The re-designation of these words as offensive puzzles me. I am plainly missing something. I understand perfectly how a word describing race can be pejorative, but then, there are two major factors contibuting to this. One is that the words follow the act - black people have been systematically denied their rights as well as acknowledgement as human in the eyes of a manufactured hierarchy. This has been a cultural excuse made for an economic and social system of privilege. White people benefited from racism. This doesn't make all white people racist, any more than all white people benefited equally, but it is no good denying that the people who gained were exclusively not black. That was the point. Therefore, the words were part of the problem. If culture is developed in order to justify an injustice, the way words emerge to suggest inequality - how their meaning is skewed or manipulated - is part of that injustice.
In the case of those who are blind or deaf, I fail to understand how society has manipulated these conditions to benefit those who are do not have them. I have never, ever heard anybody use either as an insult. Do sighted people need to belittle the sightless in order to gain? Do they do so? Are blind and/or deaf people discriminated against for reasons that have to do solely with their appearance?
And this brings me to my second point; that the user of racist language was spoilt for choice. There were - and sadly, are - a plethora of racially abusive terms, because racism itself was so pervasive that words were constantly perjorated into abusive terms. But there are no alternative words for blind or for deaf. Neither has ever connoted stupidity or dishonesty or any other bad quality, as far as I know. They exist solely with one meaning.
Furthermore, I discovered that it is not just the words themselves, but any phrase containing them, which Somebody has decided is offensive. The phrase "blind spot", for example, is supposedly offensive to those who cannot see. So presumably, when you are driving and thinking about overtaking and swearing as you bob about like a fishing fly on a stormy pond, trying desperately to check what monster BMW is hoving into range at 100mph, it is offensive to YOU. More true than whoever started this knew.
It seems rather absurd to decide that a word for which no synonym exists is offensive and should be avoided. Perhaps when you need to use the word "blind", you are supposed to shut your eyes and start flailing your arms about and walking into things to convey your meaning? Seems to me that would be an awful lot more offensive than the word.
Who has decided that these words are offensive? Have all the people who are without sight or hearing in any degree been consulted and duly voted? This would seem to me to be a key issue here, as would the degree of sight or hearing impairment from which they suffer. If they aren't actually without sight or hearing, then obviously they have no more right to find these terms offensive than anybody else, as they don't apply to them more than to anybody else. These, my friends, are deep waters.

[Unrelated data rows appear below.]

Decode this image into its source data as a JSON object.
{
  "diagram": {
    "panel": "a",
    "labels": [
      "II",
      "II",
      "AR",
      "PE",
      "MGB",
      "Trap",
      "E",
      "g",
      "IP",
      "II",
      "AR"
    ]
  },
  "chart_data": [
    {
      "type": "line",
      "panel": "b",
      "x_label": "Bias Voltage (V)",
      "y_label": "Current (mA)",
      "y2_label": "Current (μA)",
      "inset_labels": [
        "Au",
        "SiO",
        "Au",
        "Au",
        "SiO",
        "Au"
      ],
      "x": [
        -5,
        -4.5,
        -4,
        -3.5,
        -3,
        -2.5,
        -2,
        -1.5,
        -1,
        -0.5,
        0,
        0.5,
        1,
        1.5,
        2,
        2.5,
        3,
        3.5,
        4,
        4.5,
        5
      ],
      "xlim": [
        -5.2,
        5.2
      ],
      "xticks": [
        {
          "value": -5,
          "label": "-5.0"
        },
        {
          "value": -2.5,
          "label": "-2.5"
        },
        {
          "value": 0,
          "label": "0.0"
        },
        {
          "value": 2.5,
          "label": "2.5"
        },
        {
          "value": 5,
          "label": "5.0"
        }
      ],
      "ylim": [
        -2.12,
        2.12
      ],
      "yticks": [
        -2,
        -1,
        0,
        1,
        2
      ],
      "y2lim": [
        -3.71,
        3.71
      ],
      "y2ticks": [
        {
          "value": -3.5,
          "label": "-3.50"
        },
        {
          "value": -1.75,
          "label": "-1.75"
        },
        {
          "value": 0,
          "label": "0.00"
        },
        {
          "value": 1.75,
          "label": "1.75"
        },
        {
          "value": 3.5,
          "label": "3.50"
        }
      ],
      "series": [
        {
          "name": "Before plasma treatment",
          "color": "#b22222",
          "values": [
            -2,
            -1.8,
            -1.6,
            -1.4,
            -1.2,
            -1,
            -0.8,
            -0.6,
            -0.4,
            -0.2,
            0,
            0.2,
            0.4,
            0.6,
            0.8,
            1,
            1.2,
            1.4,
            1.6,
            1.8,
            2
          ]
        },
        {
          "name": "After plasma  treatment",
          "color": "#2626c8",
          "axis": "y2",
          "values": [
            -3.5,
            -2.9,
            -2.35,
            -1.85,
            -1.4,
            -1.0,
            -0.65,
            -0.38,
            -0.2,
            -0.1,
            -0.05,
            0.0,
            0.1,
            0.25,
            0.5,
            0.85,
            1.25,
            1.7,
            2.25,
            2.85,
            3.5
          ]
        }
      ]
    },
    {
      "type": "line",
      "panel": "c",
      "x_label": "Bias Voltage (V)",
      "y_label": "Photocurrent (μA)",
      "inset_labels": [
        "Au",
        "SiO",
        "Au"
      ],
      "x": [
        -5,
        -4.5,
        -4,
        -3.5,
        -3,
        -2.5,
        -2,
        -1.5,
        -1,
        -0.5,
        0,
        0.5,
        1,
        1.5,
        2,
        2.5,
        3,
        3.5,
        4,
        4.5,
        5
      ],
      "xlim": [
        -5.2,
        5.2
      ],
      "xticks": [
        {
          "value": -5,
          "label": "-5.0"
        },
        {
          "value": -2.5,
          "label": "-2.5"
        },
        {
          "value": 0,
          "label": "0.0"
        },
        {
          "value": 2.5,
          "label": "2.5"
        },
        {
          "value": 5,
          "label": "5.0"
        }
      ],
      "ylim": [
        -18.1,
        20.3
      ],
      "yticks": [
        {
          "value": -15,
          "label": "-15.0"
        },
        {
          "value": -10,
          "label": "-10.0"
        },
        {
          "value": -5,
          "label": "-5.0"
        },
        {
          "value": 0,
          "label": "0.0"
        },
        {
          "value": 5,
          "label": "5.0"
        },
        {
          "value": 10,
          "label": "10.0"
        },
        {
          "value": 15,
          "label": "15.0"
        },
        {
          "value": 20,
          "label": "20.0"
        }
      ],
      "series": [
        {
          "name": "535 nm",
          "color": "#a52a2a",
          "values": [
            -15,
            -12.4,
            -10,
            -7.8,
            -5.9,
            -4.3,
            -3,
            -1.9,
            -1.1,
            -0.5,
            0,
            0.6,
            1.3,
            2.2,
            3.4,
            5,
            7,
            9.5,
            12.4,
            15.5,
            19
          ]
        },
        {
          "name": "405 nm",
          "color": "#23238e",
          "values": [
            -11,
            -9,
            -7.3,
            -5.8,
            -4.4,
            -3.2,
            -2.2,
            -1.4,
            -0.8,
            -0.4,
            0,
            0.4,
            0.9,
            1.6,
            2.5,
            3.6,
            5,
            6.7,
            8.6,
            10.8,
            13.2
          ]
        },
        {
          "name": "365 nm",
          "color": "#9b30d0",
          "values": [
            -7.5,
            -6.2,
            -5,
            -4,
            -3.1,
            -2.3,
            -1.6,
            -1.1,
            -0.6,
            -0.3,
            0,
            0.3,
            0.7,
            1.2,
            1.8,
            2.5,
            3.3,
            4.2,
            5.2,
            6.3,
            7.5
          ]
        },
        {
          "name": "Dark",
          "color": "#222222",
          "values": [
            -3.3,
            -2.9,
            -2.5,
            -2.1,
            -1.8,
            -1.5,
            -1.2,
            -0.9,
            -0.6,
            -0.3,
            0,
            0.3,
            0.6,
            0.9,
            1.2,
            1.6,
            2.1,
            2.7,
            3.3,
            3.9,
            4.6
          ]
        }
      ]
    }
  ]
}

After reading Steven Pinker's "The Language Instinct", I agreed with the theory that language is creolized - ie invented anew for every generation, every group of learners. In a big world, meaning is hard to pin down, when none of us speaks quite the same tongue. I am not sure that that means that it's a good idea to say that only people who have been "re-educated" to say certain words have good hearts. Maybe a little common sense and crediting others with good intentions rather than mean or offensive ones would be a start.
2 comments:
But Deaf is a political grouping too - those people who are politically of the view that they have a different culture, a signing culture, and would not have surgery etc to improve their hearing of it were available to them or their children.
So presumably that is not offensive?
weird in general.
Written from Oz (marvellous land thereof).
Exactly - and also there's the whole issue of what people choose to call themselves but others aren't supposed to - I've come across both "Deafies" and "Crips" used by non-hearing and wheelchair users respectively to describe themselves, where I think that the rest of the world wouldn't dream of using such descriptors. A minefield.